Nie każdy może nim zostać. Potrzebne są odpowiednie predyspozycje zdrowotne, aby móc zobaczyć Ziemię z kosmosu. Zawód kosmonauty może leżeć w sferze marzeń wielu ludzi, ale gdy już nim zostaniemy, będzie to jeden z bardzo męczących zawodów. Nawet aby go zdobyć, potrzeba wiele lat trudu i ciężkiej pracy, oraz wielkiej determinacji. Kosmonauta powinien posiadać wiele stopni naukowych z różnych dziedzin, a sama rekrutacja to kilkanaście miesięcy wielu testów m.in. sprawnościowych, psychologicznych, zdrowotnych i innych.

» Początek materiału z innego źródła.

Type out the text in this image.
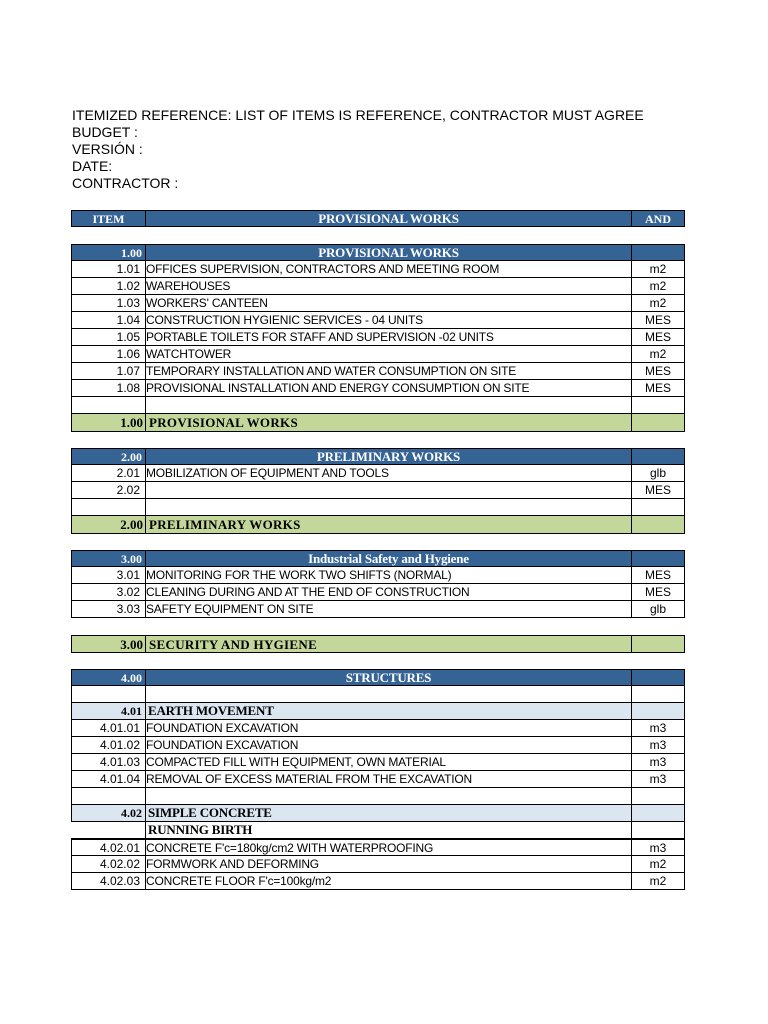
ITEMIZED REFERENCE: LIST OF ITEMS IS REFERENCE, CONTRACTOR MUST AGREE
BUDGET :
VERSIÓN :
DATE:
CONTRACTOR :
ITEM	PROVISIONAL WORKS	AND
1.00	PROVISIONAL WORKS
1.01 OFFICES SUPERVISION, CONTRACTORS AND MEETING ROOM	m2
1.02 WAREHOUSES	m2
1.03 WORKERS' CANTEEN	m2
1.04 CONSTRUCTION HYGIENIC SERVICES - 04 UNITS	MES
1.05 PORTABLE TOILETS FOR STAFF AND SUPERVISION -02 UNITS	MES
1.06 WATCHTOWER	m2
1.07 TEMPORARY INSTALLATION AND WATER CONSUMPTION ON SITE	MES
1.08 PROVISIONAL INSTALLATION AND ENERGY CONSUMPTION ON SITE	MES
1.00 PROVISIONAL WORKS
2.00	PRELIMINARY WORKS
2.01 MOBILIZATION OF EQUIPMENT AND TOOLS	glb
2.02	MES
2.00 PRELIMINARY WORKS
3.00	Industrial Safety and Hygiene
3.01 MONITORING FOR THE WORK TWO SHIFTS (NORMAL)	MES
3.02 CLEANING DURING AND AT THE END OF CONSTRUCTION	MES
3.03 SAFETY EQUIPMENT ON SITE	glb
3.00 SECURITY AND HYGIENE
4.00	STRUCTURES
4.01 EARTH MOVEMENT
4.01.01 FOUNDATION EXCAVATION	m3
4.01.02 FOUNDATION EXCAVATION	m3
4.01.03 COMPACTED FILL WITH EQUIPMENT, OWN MATERIAL	m3
4.01.04 REMOVAL OF EXCESS MATERIAL FROM THE EXCAVATION	m3
4.02 SIMPLE CONCRETE
RUNNING BIRTH
4.02.01 CONCRETE F'c=180kg/cm2 WITH WATERPROOFING	m3
4.02.02 FORMWORK AND DEFORMING	m2
4.02.03 CONCRETE FLOOR F'c=100kg/m2	m2
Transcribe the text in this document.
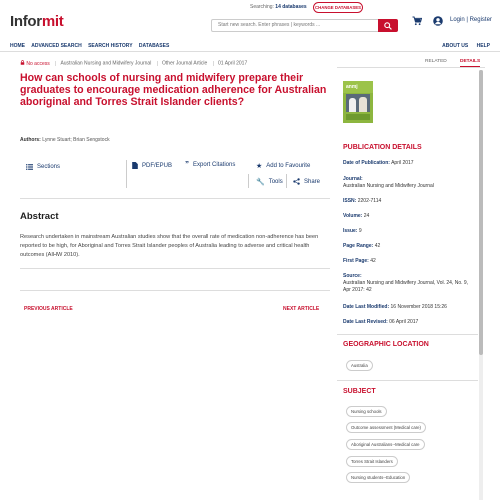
Informit
Searching: 14 databases	CHANGE DATABASES
Start new search. Enter phrases | keywords ...
Login | Register
HOME ADVANCED SEARCH SEARCH HISTORY DATABASES	ABOUT US HELP
No access | Australian Nursing and Midwifery Journal | Other Journal Article | 01 April 2017
How can schools of nursing and midwifery prepare their graduates to encourage medication adherence for Australian aboriginal and Torres Strait Islander clients?
Authors: Lynne Stuart; Brian Sengstock
Sections	PDF/EPUB ” Export Citations	★ Add to Favourite
🔧 Tools	Share
Abstract
Research undertaken in mainstream Australian studies show that the overall rate of medication non-adherence has been reported to be high, for Aboriginal and Torres Strait Islander peoples of Australia leading to adverse and critical health outcomes (AIHW 2010).
PREVIOUS ARTICLE	NEXT ARTICLE
RELATED	DETAILS
anmj
PUBLICATION DETAILS
Date of Publication: April 2017
Journal:
Australian Nursing and Midwifery Journal
ISSN: 2202-7114
Volume: 24
Issue: 9
Page Range: 42
First Page: 42
Source:
Australian Nursing and Midwifery Journal, Vol. 24, No. 9, Apr 2017: 42
Date Last Modified: 16 November 2018 15:26
Date Last Revised: 06 April 2017
GEOGRAPHIC LOCATION
Australia
SUBJECT
Nursing schools
Outcome assessment (Medical care)
Aboriginal Australians--Medical care
Torres Strait Islanders
Nursing students--Education
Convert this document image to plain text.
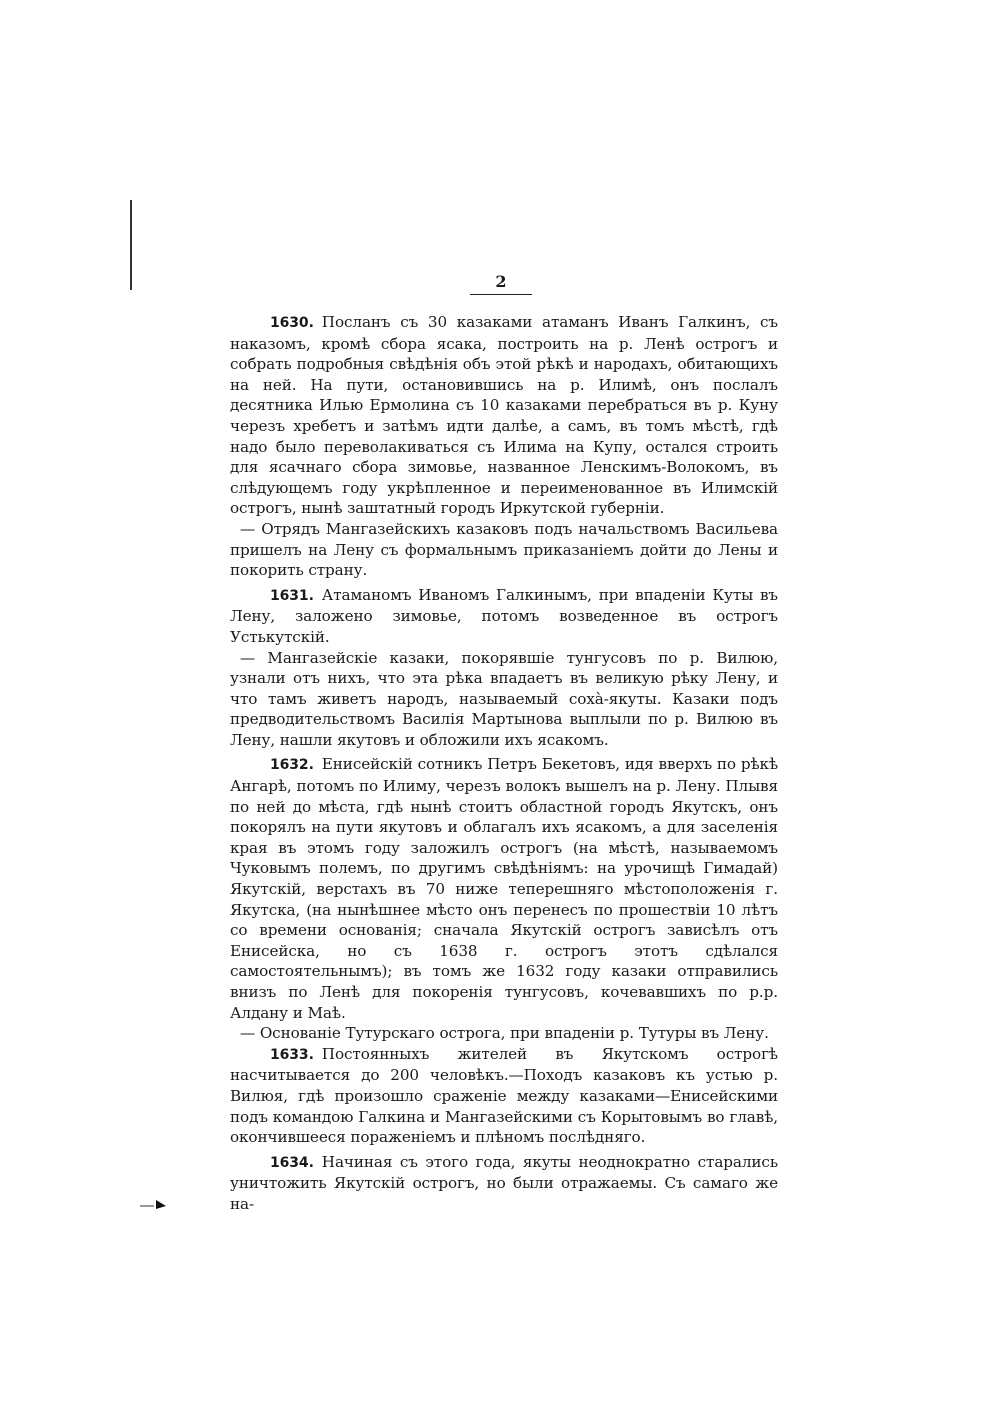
2

1630. Посланъ съ 30 казаками атаманъ Иванъ Галкинъ, съ наказомъ, кромѣ сбора ясака, построить на р. Ленѣ острогъ и собрать подробныя свѣдѣнія объ этой рѣкѣ и народахъ, обитающихъ на ней. На пути, остановившись на р. Илимѣ, онъ послалъ десятника Илью Ермолина съ 10 казаками перебраться въ р. Куну черезъ хребетъ и затѣмъ идти далѣе, а самъ, въ томъ мѣстѣ, гдѣ надо было переволакиваться съ Илима на Купу, остался строить для ясачнаго сбора зимовье, названное Ленскимъ-Волокомъ, въ слѣдующемъ году укрѣпленное и переименованное въ Илимскій острогъ, нынѣ заштатный городъ Иркутской губерніи.

— Отрядъ Мангазейскихъ казаковъ подъ начальствомъ Васильева пришелъ на Лену съ формальнымъ приказаніемъ дойти до Лены и покорить страну.

1631. Атаманомъ Иваномъ Галкинымъ, при впаденіи Куты въ Лену, заложено зимовье, потомъ возведенное въ острогъ Устькутскій.

— Мангазейскіе казаки, покорявшіе тунгусовъ по р. Вилюю, узнали отъ нихъ, что эта рѣка впадаетъ въ великую рѣку Лену, и что тамъ живетъ народъ, называемый сохà-якуты. Казаки подъ предводительствомъ Василія Мартынова выплыли по р. Вилюю въ Лену, нашли якутовъ и обложили ихъ ясакомъ.

1632. Енисейскій сотникъ Петръ Бекетовъ, идя вверхъ по рѣкѣ Ангарѣ, потомъ по Илиму, черезъ волокъ вышелъ на р. Лену. Плывя по ней до мѣста, гдѣ нынѣ стоитъ областной городъ Якутскъ, онъ покорялъ на пути якутовъ и облагалъ ихъ ясакомъ, а для заселенія края въ этомъ году заложилъ острогъ (на мѣстѣ, называемомъ Чуковымъ полемъ, по другимъ свѣдѣніямъ: на урочищѣ Гимадай) Якутскій, верстахъ въ 70 ниже теперешняго мѣстоположенія г. Якутска, (на нынѣшнее мѣсто онъ перенесъ по прошествіи 10 лѣтъ со времени основанія; сначала Якутскій острогъ зависѣлъ отъ Енисейска, но съ 1638 г. острогъ этотъ сдѣлался самостоятельнымъ); въ томъ же 1632 году казаки отправились внизъ по Ленѣ для покоренія тунгусовъ, кочевавшихъ по р.р. Алдану и Маѣ.

— Основаніе Тутурскаго острога, при впаденіи р. Тутуры въ Лену.

1633. Постоянныхъ жителей въ Якутскомъ острогѣ насчитывается до 200 человѣкъ.—Походъ казаковъ къ устью р. Вилюя, гдѣ произошло сраженіе между казаками—Енисейскими подъ командою Галкина и Мангазейскими съ Корытовымъ во главѣ, окончившееся пораженіемъ и плѣномъ послѣдняго.

1634. Начиная съ этого года, якуты неоднократно старались уничтожить Якутскій острогъ, но были отражаемы. Съ самаго же на-
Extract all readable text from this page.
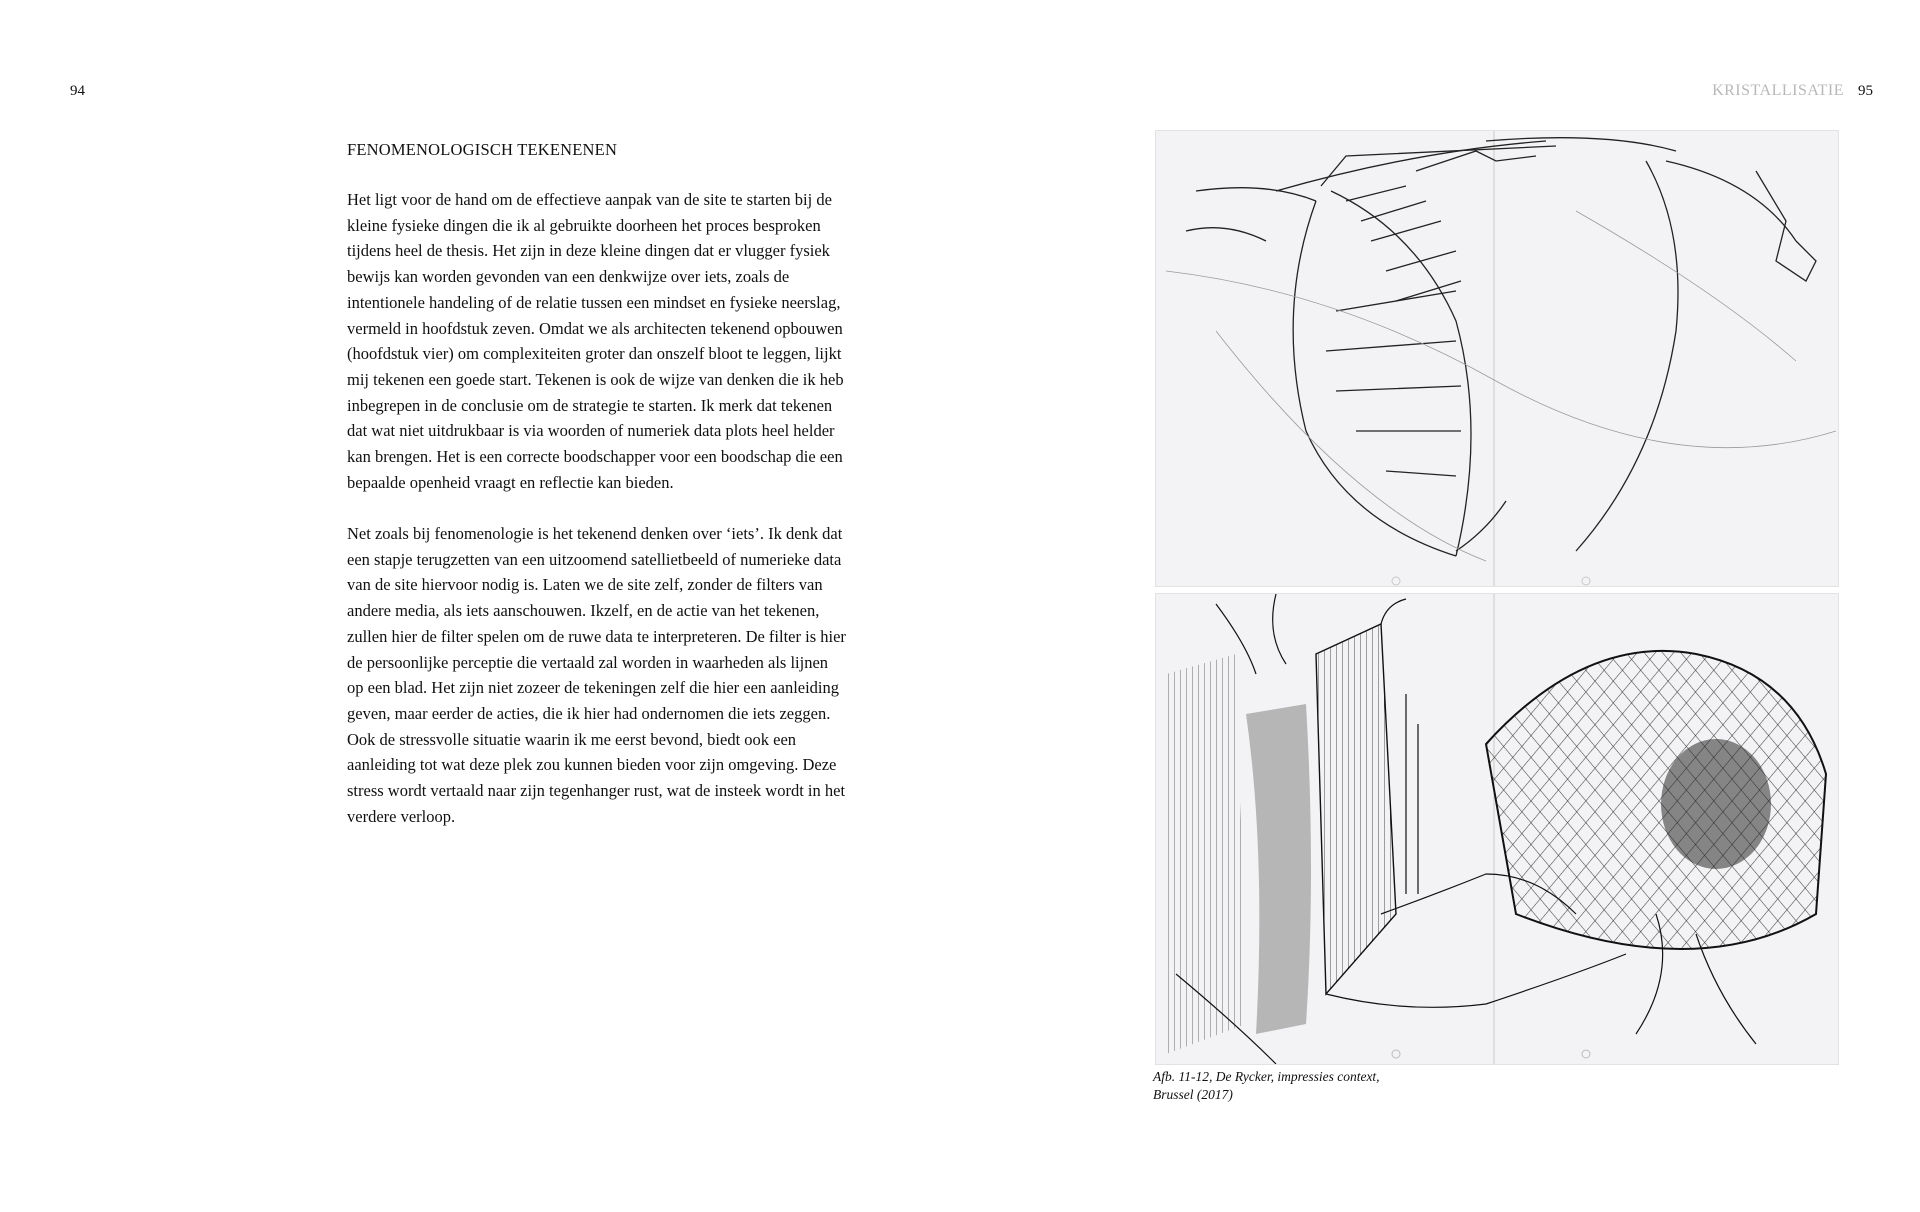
94	KRISTALLISATIE 95
FENOMENOLOGISCH TEKENENEN
Het ligt voor de hand om de effectieve aanpak van de site te starten bij de
kleine fysieke dingen die ik al gebruikte doorheen het proces besproken
tijdens heel de thesis. Het zijn in deze kleine dingen dat er vlugger fysiek
bewijs kan worden gevonden van een denkwijze over iets, zoals de
intentionele handeling of de relatie tussen een mindset en fysieke neerslag,
vermeld in hoofdstuk zeven. Omdat we als architecten tekenend opbouwen
(hoofdstuk vier) om complexiteiten groter dan onszelf bloot te leggen, lijkt
mij tekenen een goede start. Tekenen is ook de wijze van denken die ik heb
inbegrepen in de conclusie om de strategie te starten. Ik merk dat tekenen
dat wat niet uitdrukbaar is via woorden of numeriek data plots heel helder
kan brengen. Het is een correcte boodschapper voor een boodschap die een
bepaalde openheid vraagt en reflectie kan bieden.
Net zoals bij fenomenologie is het tekenend denken over ‘iets’. Ik denk dat
een stapje terugzetten van een uitzoomend satellietbeeld of numerieke data
van de site hiervoor nodig is. Laten we de site zelf, zonder de filters van
andere media, als iets aanschouwen. Ikzelf, en de actie van het tekenen,
zullen hier de filter spelen om de ruwe data te interpreteren. De filter is hier
de persoonlijke perceptie die vertaald zal worden in waarheden als lijnen
op een blad. Het zijn niet zozeer de tekeningen zelf die hier een aanleiding
geven, maar eerder de acties, die ik hier had ondernomen die iets zeggen.
Ook de stressvolle situatie waarin ik me eerst bevond, biedt ook een
aanleiding tot wat deze plek zou kunnen bieden voor zijn omgeving. Deze
stress wordt vertaald naar zijn tegenhanger rust, wat de insteek wordt in het
verdere verloop.
Afb. 11-12, De Rycker, impressies context,
Brussel (2017)
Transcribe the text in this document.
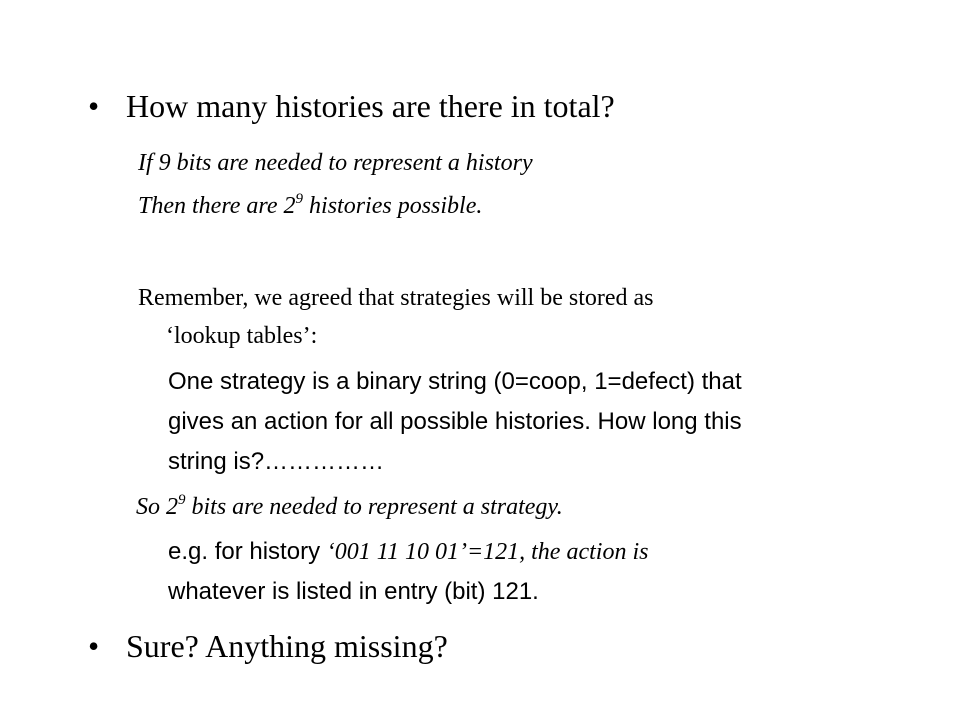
• How many histories are there in total?
If 9 bits are needed to represent a history
Then there are $2^9$ histories possible.
Remember, we agreed that strategies will be stored as
‘lookup tables’:
One strategy is a binary string (0=coop, 1=defect) that
gives an action for all possible histories. How long this
string is?……………
So $2^9$ bits are needed to represent a strategy.
e.g. for history ‘001 11 10 01’=121, the action is
whatever is listed in entry (bit) 121.
• Sure? Anything missing?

Kiedy już w końcu kandydat zostanie kosmonautą, co go czeka? Oprócz pięknych widoków naszej błękitnej planety, także olbrzymi stres związany z zagrożeniami, jakie niesie orbita Ziemi, oraz próżnia dla człowieka. Samo wyjście z bezpiecznego statku w przestrzeń może skutkować atakiem paniki, ponieważ nie ma miejsca na Ziemi, gdzie można by było takie wyjścia ćwiczyć. Pozostają symulatory, ale to co innego niż Ziemska Orbita.